My data has few 100k of rows and the following columns:
Time
(yyyy-MM-dd hh:mm:ss.ffffff),ID
(string),Group1
(int32),Group2
(int32).
I would like to count how many events came from the same Group1
and Group2
prior to each event, in a time window of 5 minutes.
For example:
ID Time Group1 Group2
61ED2269CCAC 2020-07-27 00:01:05.781 1234 100123
61C2DC4E96FA 2020-07-27 00:01:17.279 1234 100123
FAD0839C1A95 2020-07-27 00:02:38.112 1234 100124
A2750A7B6C24 2020-07-27 00:16:50.592 4321 100123
03F5DF150A3C 2020-07-27 00:17:00.246 4321 100124
How many events came after Timestamp('2020-07-26 23:56:17.279000')
(5 minutes before the second event) and belong to groups Group1
and Group2
? So the second event would have a counter of 1 in this example. The rest will have a counter of 0 as their groups are unique.
Each event should have a counter indicating how many events came before it from the same groups.

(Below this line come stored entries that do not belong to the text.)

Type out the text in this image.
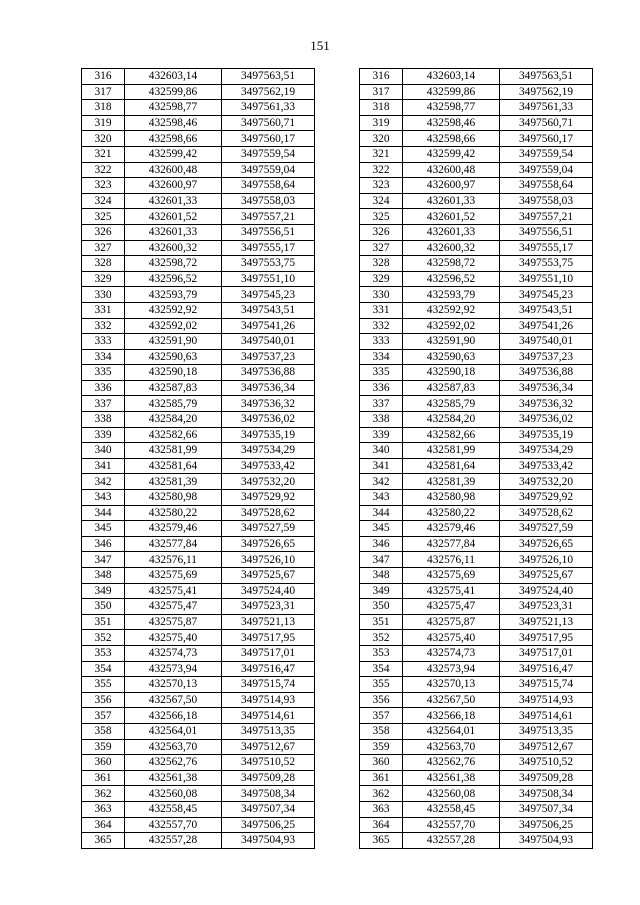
151
316	432603,14	3497563,51		316	432603,14	3497563,51
317	432599,86	3497562,19		317	432599,86	3497562,19
318	432598,77	3497561,33		318	432598,77	3497561,33
319	432598,46	3497560,71		319	432598,46	3497560,71
320	432598,66	3497560,17		320	432598,66	3497560,17
321	432599,42	3497559,54		321	432599,42	3497559,54
322	432600,48	3497559,04		322	432600,48	3497559,04
323	432600,97	3497558,64		323	432600,97	3497558,64
324	432601,33	3497558,03		324	432601,33	3497558,03
325	432601,52	3497557,21		325	432601,52	3497557,21
326	432601,33	3497556,51		326	432601,33	3497556,51
327	432600,32	3497555,17		327	432600,32	3497555,17
328	432598,72	3497553,75		328	432598,72	3497553,75
329	432596,52	3497551,10		329	432596,52	3497551,10
330	432593,79	3497545,23		330	432593,79	3497545,23
331	432592,92	3497543,51		331	432592,92	3497543,51
332	432592,02	3497541,26		332	432592,02	3497541,26
333	432591,90	3497540,01		333	432591,90	3497540,01
334	432590,63	3497537,23		334	432590,63	3497537,23
335	432590,18	3497536,88		335	432590,18	3497536,88
336	432587,83	3497536,34		336	432587,83	3497536,34
337	432585,79	3497536,32		337	432585,79	3497536,32
338	432584,20	3497536,02		338	432584,20	3497536,02
339	432582,66	3497535,19		339	432582,66	3497535,19
340	432581,99	3497534,29		340	432581,99	3497534,29
341	432581,64	3497533,42		341	432581,64	3497533,42
342	432581,39	3497532,20		342	432581,39	3497532,20
343	432580,98	3497529,92		343	432580,98	3497529,92
344	432580,22	3497528,62		344	432580,22	3497528,62
345	432579,46	3497527,59		345	432579,46	3497527,59
346	432577,84	3497526,65		346	432577,84	3497526,65
347	432576,11	3497526,10		347	432576,11	3497526,10
348	432575,69	3497525,67		348	432575,69	3497525,67
349	432575,41	3497524,40		349	432575,41	3497524,40
350	432575,47	3497523,31		350	432575,47	3497523,31
351	432575,87	3497521,13		351	432575,87	3497521,13
352	432575,40	3497517,95		352	432575,40	3497517,95
353	432574,73	3497517,01		353	432574,73	3497517,01
354	432573,94	3497516,47		354	432573,94	3497516,47
355	432570,13	3497515,74		355	432570,13	3497515,74
356	432567,50	3497514,93		356	432567,50	3497514,93
357	432566,18	3497514,61		357	432566,18	3497514,61
358	432564,01	3497513,35		358	432564,01	3497513,35
359	432563,70	3497512,67		359	432563,70	3497512,67
360	432562,76	3497510,52		360	432562,76	3497510,52
361	432561,38	3497509,28		361	432561,38	3497509,28
362	432560,08	3497508,34		362	432560,08	3497508,34
363	432558,45	3497507,34		363	432558,45	3497507,34
364	432557,70	3497506,25		364	432557,70	3497506,25
365	432557,28	3497504,93		365	432557,28	3497504,93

I tried sorting the data by the groups and by Time
, then running a nested-loop, one running on all events and one running from the start up to the current event index. After few 1000 rows, the process slows down significantly, rendering this option non-feasible.

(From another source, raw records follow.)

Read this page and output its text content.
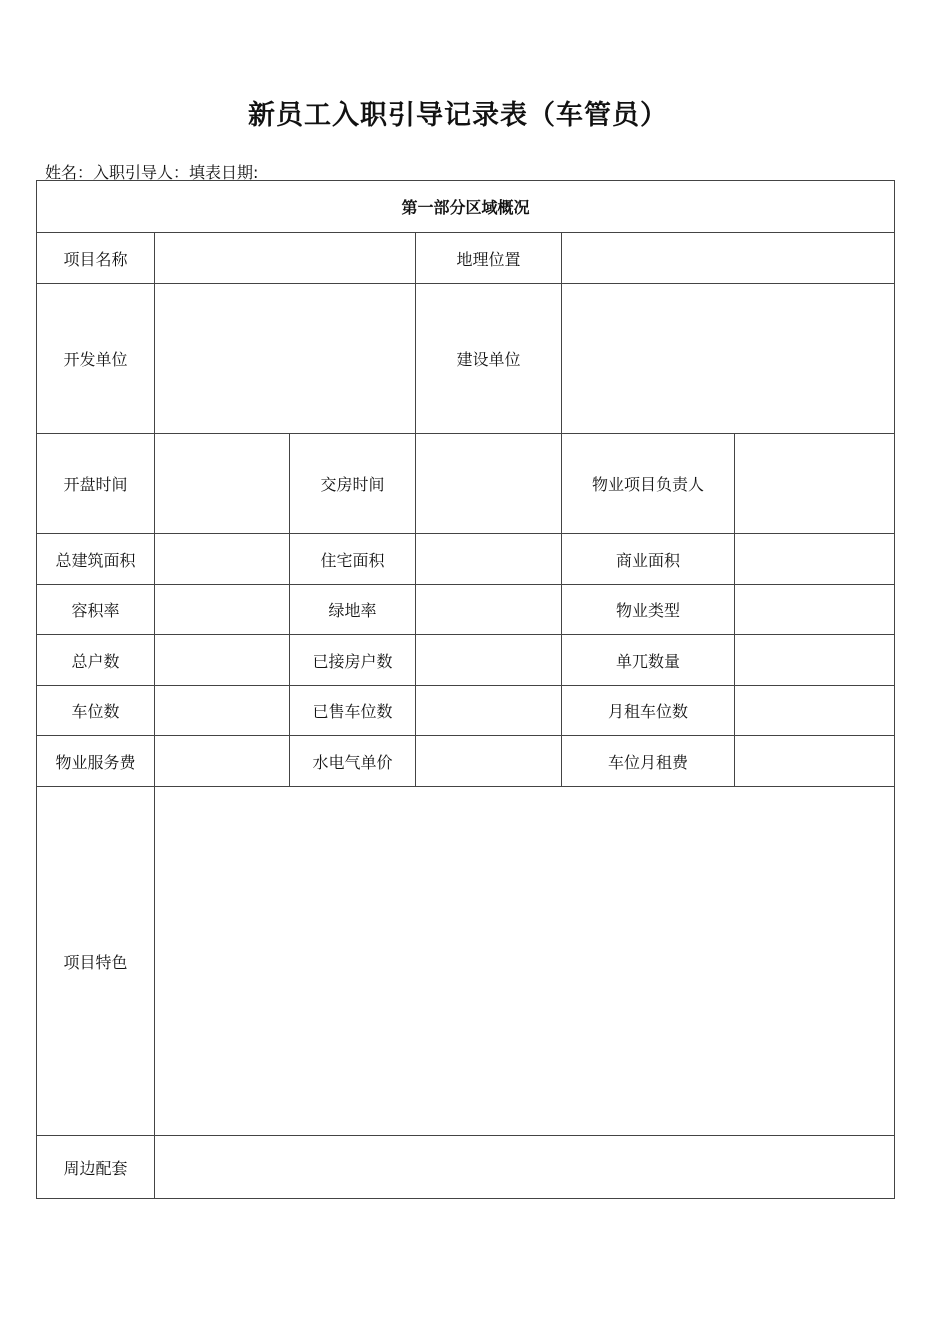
新员工入职引导记录表（车管员）
姓名：入职引导人：填表日期:
第一部分区域概况					
项目名称			地理位置		
开发单位			建设单位		
开盘时间		交房时间		物业项目负责人	
总建筑面积		住宅面积		商业面积	
容积率		绿地率		物业类型	
总户数		已接房户数		单兀数量	
车位数		已售车位数		月租车位数	
物业服务费		水电气单价		车位月租费	
项目特色					
周边配套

I was wondering if there is any other elegant and efficient way of doing this.
EDIT: I was able to do this with one for-loop instead of a nested one. For each loop I took the Time and the groups and sliced the Dataframe to include the events in the groups and in the desired time frame, and then summed the number of events:
for i in tqdm(range(len(df))):
time_stamp = df.loc[i, 'Time']
group1 = df.loc[i, 'Group1']
group2 = df.loc[i, 'Group2']
sub_df = df[df['Time'] + timedelta(minutes=-5) > time_stamp]
sub_df = sub_df[sub_df['Time'] < time_stamp]
sub_df = sub_df[sub_df['Group1'] == group1]
sub_df = sub_df[sub_df['Group2'] == group2]
df.loc[i, 'prior_events'] = sub_df.size
Still, tqdm shows 18 iteration per second, which is not that great for 100k rows.